Echo (Black Lotus #2)(55)



Shaking my head, I stutter, “I don’t . . . You wouldn’t understand . . . I can’t . . . ”

“Why hide now? Why? Just talk to me. Tell me.”

But I doubt he would even understand if I told him. I barely understand it myself. As I continue to avoid answering, he stands up and walks over to me, sitting on the bed in front of me. His closeness, especially after kissing him last night, unsettles me, and I let my fear grow.

With a rigid tone, heavy with his brogue, he says, “Help me figure you out. Tell me why you’re hurting yourself.”

“I’m not . . . ” I begin when I hear the tribulation in the cracks of his stern voice. I give in to his request because I know he deserves it. I owe him whatever it is that he wants. “I’m not hurting myself.”

“I don’t understand.”

“It makes me feel better,” I confess. “When I’m hurting, really hurting, I hit myself and it takes the hurt away.”

“You’re wrong. You’re just masking the pain; you’re not getting rid of it.”

“But I don’t know how to get rid of it.”

“You deal with it. You talk about it and face it and process it.”

His words are reminiscent of Carnegie’s. He once told me something very similar when I spoke with him about Bennett. But the thing is, to face a pain like that takes a particular type of strength I don’t possess.

“But what about you?” I accuse. “You hide.”

“I do,” he admits freely. “I miss my mum, and I hide from that whole f*cked up situation. But it’s not eating at me the way you allow things to eat at you. I’m not the one throwing punches at myself, you are.”

His words are caustic. They piss me off because they’re true. He’s right, and I hate that. I hate that I’ve become transparent to him. Hate that I’ve allowed that. Gone is the camouflage. I left it behind for atonement, for repentance.

“I don’t know how to do this,” I concede.

He gives an understanding nod. “I know. I just want you to talk, that’s all.”

“About my mom?”

“It’s a good place to start.”

“What’s to say? I mean, I’m scared to know too much,” I tell him, struggling to not break down.

“Too much?

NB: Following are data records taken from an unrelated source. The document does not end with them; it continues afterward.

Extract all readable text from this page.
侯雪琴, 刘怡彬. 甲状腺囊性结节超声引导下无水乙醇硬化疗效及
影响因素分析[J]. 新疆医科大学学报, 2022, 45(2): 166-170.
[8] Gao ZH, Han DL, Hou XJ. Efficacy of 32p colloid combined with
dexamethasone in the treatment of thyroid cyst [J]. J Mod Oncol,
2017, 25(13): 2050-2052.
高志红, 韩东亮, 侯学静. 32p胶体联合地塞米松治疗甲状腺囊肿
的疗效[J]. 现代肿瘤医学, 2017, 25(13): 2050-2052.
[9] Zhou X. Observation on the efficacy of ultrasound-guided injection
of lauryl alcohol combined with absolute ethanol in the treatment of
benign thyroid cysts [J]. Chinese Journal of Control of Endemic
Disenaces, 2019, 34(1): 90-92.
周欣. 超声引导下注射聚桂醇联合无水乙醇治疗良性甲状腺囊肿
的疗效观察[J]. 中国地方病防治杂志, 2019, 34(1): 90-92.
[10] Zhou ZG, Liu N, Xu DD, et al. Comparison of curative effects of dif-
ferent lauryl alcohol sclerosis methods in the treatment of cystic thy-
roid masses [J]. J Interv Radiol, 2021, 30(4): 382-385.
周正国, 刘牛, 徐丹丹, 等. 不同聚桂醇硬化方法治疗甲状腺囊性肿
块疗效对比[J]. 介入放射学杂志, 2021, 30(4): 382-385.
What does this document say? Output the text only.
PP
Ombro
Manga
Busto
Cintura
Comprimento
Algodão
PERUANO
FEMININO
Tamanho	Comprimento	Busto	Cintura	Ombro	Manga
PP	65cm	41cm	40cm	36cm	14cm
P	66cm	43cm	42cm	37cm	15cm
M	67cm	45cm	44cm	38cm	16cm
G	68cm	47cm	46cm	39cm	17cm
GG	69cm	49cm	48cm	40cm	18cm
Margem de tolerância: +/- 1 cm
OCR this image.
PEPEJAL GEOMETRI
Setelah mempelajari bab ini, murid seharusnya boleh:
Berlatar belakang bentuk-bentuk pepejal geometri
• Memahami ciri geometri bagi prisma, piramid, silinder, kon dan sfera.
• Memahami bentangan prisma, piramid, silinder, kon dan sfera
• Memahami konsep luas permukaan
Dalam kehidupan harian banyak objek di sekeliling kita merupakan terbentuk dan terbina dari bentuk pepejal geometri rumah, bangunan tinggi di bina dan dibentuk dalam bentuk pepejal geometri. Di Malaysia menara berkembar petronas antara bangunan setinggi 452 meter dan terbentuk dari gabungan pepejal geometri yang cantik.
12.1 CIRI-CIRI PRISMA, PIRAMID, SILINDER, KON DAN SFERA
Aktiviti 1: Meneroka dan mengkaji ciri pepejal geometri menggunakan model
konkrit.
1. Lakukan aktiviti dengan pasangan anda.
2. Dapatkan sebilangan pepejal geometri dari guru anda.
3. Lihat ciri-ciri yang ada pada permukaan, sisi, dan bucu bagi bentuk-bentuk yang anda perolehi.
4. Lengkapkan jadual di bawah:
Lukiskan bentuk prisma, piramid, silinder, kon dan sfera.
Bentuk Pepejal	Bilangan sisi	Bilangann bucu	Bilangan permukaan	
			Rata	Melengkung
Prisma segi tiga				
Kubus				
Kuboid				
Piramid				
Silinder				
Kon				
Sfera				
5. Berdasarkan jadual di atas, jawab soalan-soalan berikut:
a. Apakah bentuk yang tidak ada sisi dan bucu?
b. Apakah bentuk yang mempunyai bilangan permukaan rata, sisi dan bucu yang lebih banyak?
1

Did you not read through everything?”

“No. I was so upset, that I . . . I just couldn’t read it. I couldn’t focus.”

He insists that I need to know, so I sit and listen to him tell me the documented facts of how and why my mother sold me to some guy she barely knew. And the fabricated story she told my father and the police that I was kidnapped when she left me in my car seat unattended while she went inside a gas station to pay.

He speaks in detail as I sit here like a stone, forcing my feelings away. I keep my breathing as even as I can as I concentrate on restoring my steel cage while he continues to tell me about her mental instability. She had extreme postpartum depression and was later diagnosed with manic depression and deemed insane by the courts, which is why she was sentenced to a state mental hospital instead of prison.

“Say something.”

I keep my eyes downcast, afraid if I look at him, I won’t be able to hold myself together as well as I’m doing right now. “Is she still there?”

“No. She was released after serving twelve years.”

“What?” I blurt out in disbelief, finally looking up to Declan. “But . . . I was still a kid. Why didn’t she come for me?”

“She relinquished her parental rights.”

My thoughts begin to collide in my head, and when I turn my face away, he catches me. “Don’t do that. Don’t avoid.”

“Why am I so unlovable?”

“Look at me,” he demands, and when I do, his face is blurred through my unshed tears. “Your mum was sick. She—”

“What the f*ck are you doing?” I scream in disbelief. “Why are you defending her?”

“I’m not defending, I’m being rational.”

“You can’t rationalize what she did,” I throw at him. “She sold me! What if the police had never found me? But she didn’t care what happened to me as long as she got what she wanted.”

“You don’t think it’s worth making sense out of? To find any semblance of understanding?”

“Are you kidding me? No! What she did was wrong! People like her don’t deserve understanding!”

“You mean people like you?” he throws at me.

“What?”

“How is what she did any different than what you did?”

His assumption that I’m anything like the woman who sold me pisses me off, and I snap, “What the hell is that supposed to mean?”

“I’m talking about you. Why did you marry Bennett? Why did you make me fall for you? Why did you lie?”

“It’s not the same,” I state, refusing to believe I’m of the same vile nature as my mother.

“Because you wanted something to make you feel better. Because you were only thinking of yourself and you didn’t care what happened to the people who came in your path or that you destroyed,” he answers for me in growing rage.

His words shut me up. I don’t want to acknowledge the parallels, but it’s there, unmistakably. He just threw it in my face.